Un “road movie” post-apocalittico tra Piemonte e Lombardia

Parto subito col dire che non sto parlando dell’ottimo racconto lungo di Davide Mana Faina Solitaria, uno dei migliori stand-alone nati dal progetto di scrittura condivisa Survival Blog.
No, in questo post vi anticipo quella che sarà (forse) la mia ultima pubblicazione per il trittico dei mesi estivi infernali (giugno, luglio e agosto). Mi riferisco a Max: First Lady Road, una novelette distopica ambientata in un futuro vicino (2021), tra Piemonte e Lombardia.
Inizialmente pensavo di pubblicarlo come quinto Corto Ucronico (qui trovate gli altri), ma poi mi sono reso conto che, pur avendo elementi di storia alternativa, questa novelette è da considerarsi soprattutto distopica (già detto, lo so) e in parte anche post-apocalittica.
Tutto quando nasce, paradossalmente, dalla promessa fatta ad alcuni colleghi, ovvero quella di inventarmi una storia da questo scenario di what if abbozzato soltanto per gioco.

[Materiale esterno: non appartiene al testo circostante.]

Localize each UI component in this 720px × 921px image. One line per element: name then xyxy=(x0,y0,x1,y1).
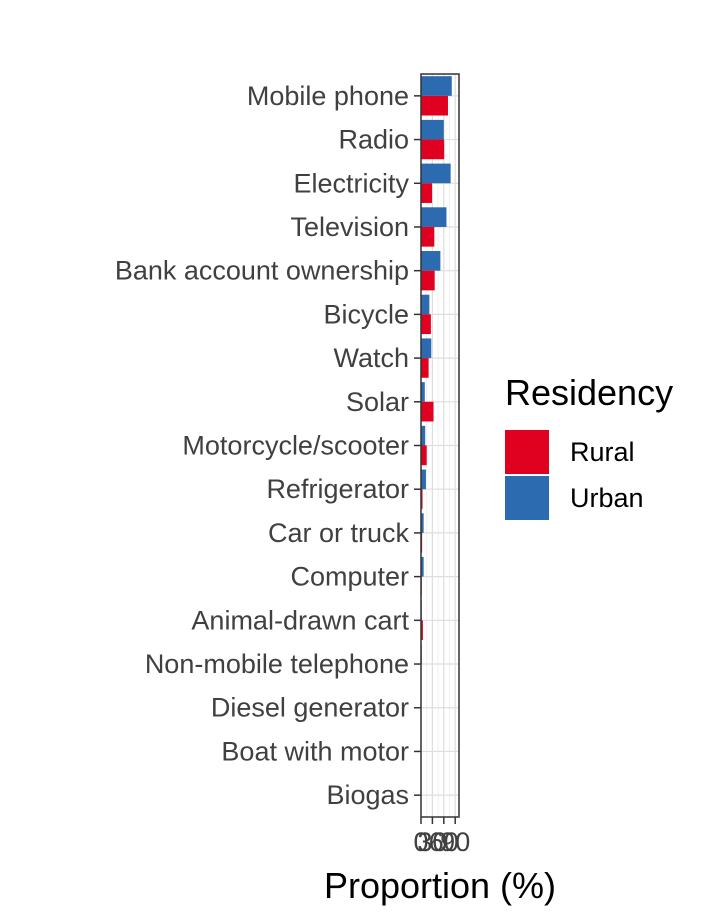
bar-rural xyxy=(421,620,423,640)
bar-urban xyxy=(421,469,426,490)
y-tick-label: Motorcycle/scooter xyxy=(182,431,409,461)
y-tick-label: Solar xyxy=(346,387,409,417)
y-tick-label: Bank account ownership xyxy=(115,256,409,286)
x-axis-title: Proportion (%) xyxy=(324,865,556,906)
bar-rural xyxy=(421,183,433,203)
bar-urban xyxy=(421,294,430,315)
bar-urban xyxy=(421,556,424,577)
bar-urban xyxy=(421,382,425,402)
y-tick-label: Television xyxy=(290,212,409,242)
legend-label: Urban xyxy=(570,483,644,513)
plot-area xyxy=(420,73,460,818)
bar-urban xyxy=(421,338,432,359)
y-tick-label: Car or truck xyxy=(268,518,410,548)
y-tick-label: Mobile phone xyxy=(247,81,409,111)
y-tick-label: Non-mobile telephone xyxy=(145,649,409,679)
bar-urban xyxy=(421,425,426,446)
y-tick-label: Diesel generator xyxy=(211,693,409,723)
y-axis: Mobile phone Radio Electricity Television Ba… xyxy=(115,81,421,810)
bar-rural xyxy=(421,489,423,509)
bar-urban xyxy=(421,163,451,184)
bar-urban xyxy=(421,251,441,271)
x-tick-label: 60 xyxy=(429,827,459,857)
x-tick-label: 0 xyxy=(413,827,428,857)
bar-rural xyxy=(421,270,435,291)
y-tick-label: Radio xyxy=(338,125,409,155)
y-tick-label: Computer xyxy=(290,562,409,592)
legend: Residency Rural Urban xyxy=(505,372,673,520)
y-tick-label: Watch xyxy=(333,343,409,373)
bar-rural xyxy=(421,314,431,335)
bar-urban xyxy=(421,119,444,140)
legend-swatch-urban xyxy=(505,476,549,520)
y-tick-label: Animal-drawn cart xyxy=(191,605,409,635)
legend-items: Rural Urban xyxy=(505,430,644,520)
y-tick-label: Bicycle xyxy=(323,299,409,329)
y-tick-label: Electricity xyxy=(293,168,409,198)
bar-urban xyxy=(421,76,452,96)
x-tick-label: 90 xyxy=(440,827,470,857)
bar-urban xyxy=(421,207,447,227)
y-tick-label: Boat with motor xyxy=(221,736,409,766)
bar-urban xyxy=(421,513,424,533)
legend-swatch-rural xyxy=(505,430,549,474)
legend-title: Residency xyxy=(505,372,673,413)
bar-rural xyxy=(421,95,448,116)
bar-rural xyxy=(421,226,435,247)
y-tick-label: Biogas xyxy=(326,780,409,810)
y-tick-label: Refrigerator xyxy=(266,474,409,504)
x-tick-label: 30 xyxy=(417,827,447,857)
bar-rural xyxy=(421,401,434,422)
bar-rural xyxy=(421,358,429,378)
legend-label: Rural xyxy=(570,437,635,467)
bar-rural xyxy=(421,445,427,466)
bar-rural xyxy=(421,139,445,160)
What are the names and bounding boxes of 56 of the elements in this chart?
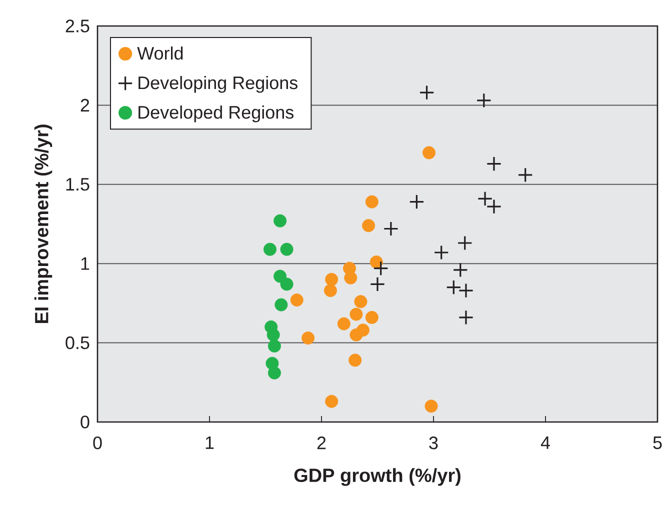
point [409, 194, 424, 210]
point [354, 295, 368, 308]
point [324, 284, 337, 298]
y-tick-label: 2.5 [66, 20, 90, 32]
point [457, 235, 472, 251]
point [337, 317, 350, 330]
point [365, 195, 378, 208]
point [290, 294, 304, 307]
y-tick-label: 1.5 [66, 178, 90, 191]
point [266, 328, 280, 342]
point [274, 298, 288, 312]
x-tick-label: 5 [653, 436, 662, 450]
point [348, 354, 362, 367]
point [434, 244, 449, 260]
legend-label: World [137, 46, 183, 60]
point [274, 214, 287, 228]
point [446, 280, 462, 295]
point [350, 328, 363, 342]
legend-label: Developing Regions [138, 76, 298, 93]
point [325, 394, 338, 408]
point [280, 278, 294, 291]
y-tick-label: 0 [80, 416, 90, 428]
legend-label: Developed Regions [138, 106, 294, 122]
y-tick-label: 2 [80, 98, 90, 112]
point [476, 92, 492, 108]
point [424, 400, 438, 413]
point [518, 167, 533, 182]
x-tick-label: 1 [206, 436, 214, 449]
x-tick-label: 4 [540, 436, 550, 449]
y-tick-label: 1 [81, 257, 90, 270]
point [344, 271, 358, 284]
point [268, 366, 281, 380]
point [419, 84, 434, 100]
point [302, 332, 315, 345]
point [365, 310, 378, 324]
y-tick-label: 0.5 [66, 336, 90, 350]
point [458, 310, 474, 326]
point [263, 242, 276, 256]
point [268, 339, 281, 352]
x-tick-label: 3 [429, 436, 438, 450]
point [458, 282, 474, 298]
x-axis-title: GDP growth (%/yr) [294, 468, 460, 486]
point [350, 308, 363, 321]
point [452, 262, 468, 278]
point [280, 242, 294, 256]
point [373, 260, 388, 276]
point [362, 219, 376, 232]
point [422, 146, 436, 160]
point [486, 156, 502, 172]
point [383, 221, 399, 236]
point [274, 270, 287, 283]
x-tick-label: 0 [93, 436, 102, 450]
point [370, 276, 386, 292]
y-axis-title: EI improvement (%/yr) [34, 124, 52, 324]
point [325, 272, 338, 286]
x-tick-label: 2 [317, 436, 326, 450]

Ci ho riflettuto diverse settimane, prima di trovare una storia davvero interessante. Ciò che mi è venuto in mente, scartando diverse bozze, dal romance-ucronico al fantapolitico in stile House of Cards, è però molto divertente da scrivere. Suppongo che sarà altrettanto piacevole leggerlo.

Prendete uno spunto o due di 1997 Fuga da New York. Non molta roba, giusto il necessario. Aggiungeteci dosi abbondanti del primo Interceptor, quello ancora privo dei paesaggi post-atomici e degli elementi iconici di quella saga. Condite con gli elementi migliori di The Book of Eli (da noi distribuito col pessimo titolo Codice Genesi).
Questo giusto per dare un vago accenno dell’atmosfera che sto creando. Per il resto troverete molto di mio, come è giusto che sia. Nulla (o quasi) si presta alla totale originalità, ma il compito del narratore è – a mio modo di vedere – quello di raccontare vecchie storie facendole sembrare sempre nuove.

Max: First Lady Road sarà anche il terzo è forse ultimo mio romanzo breve che si occuperà, attraverso la narrativa del fantastico, della deriva populista di questo paese. Dopo l’approccio fantapolitico di Vox Populi e quello supereroistico di Noi siamo la Gente, tenterò di interpretare il fenomeno attraverso l’avventuroso post-catastrofico.
Voi prendete il tutto come un semplice racconto di fantasia, se preferite. In fondo è tutto ciò che conta.

I protagonisti?
La First Lady del titolo… beh… ve la lascio immaginare. La cosa susciterà un po’ di fastidio a chi crede che nella letteratura del fantastico non si possa mischiare il profano, ma me ne farò una ragione.
Il coprotagonista maschile sarà – mi pare evidente – Max. Riparleremo di lui, prima che finisca la prima stesura della novelette, tuttavia il fatto che abbia scelto il medesimo nome di Max Rockatansky non è certo casuale.

Per ora è tutto.
Penso che pubblicherò altre anticipazioni sul making of di Max: First Lady Road, sia qui che sul mio canale Telegram.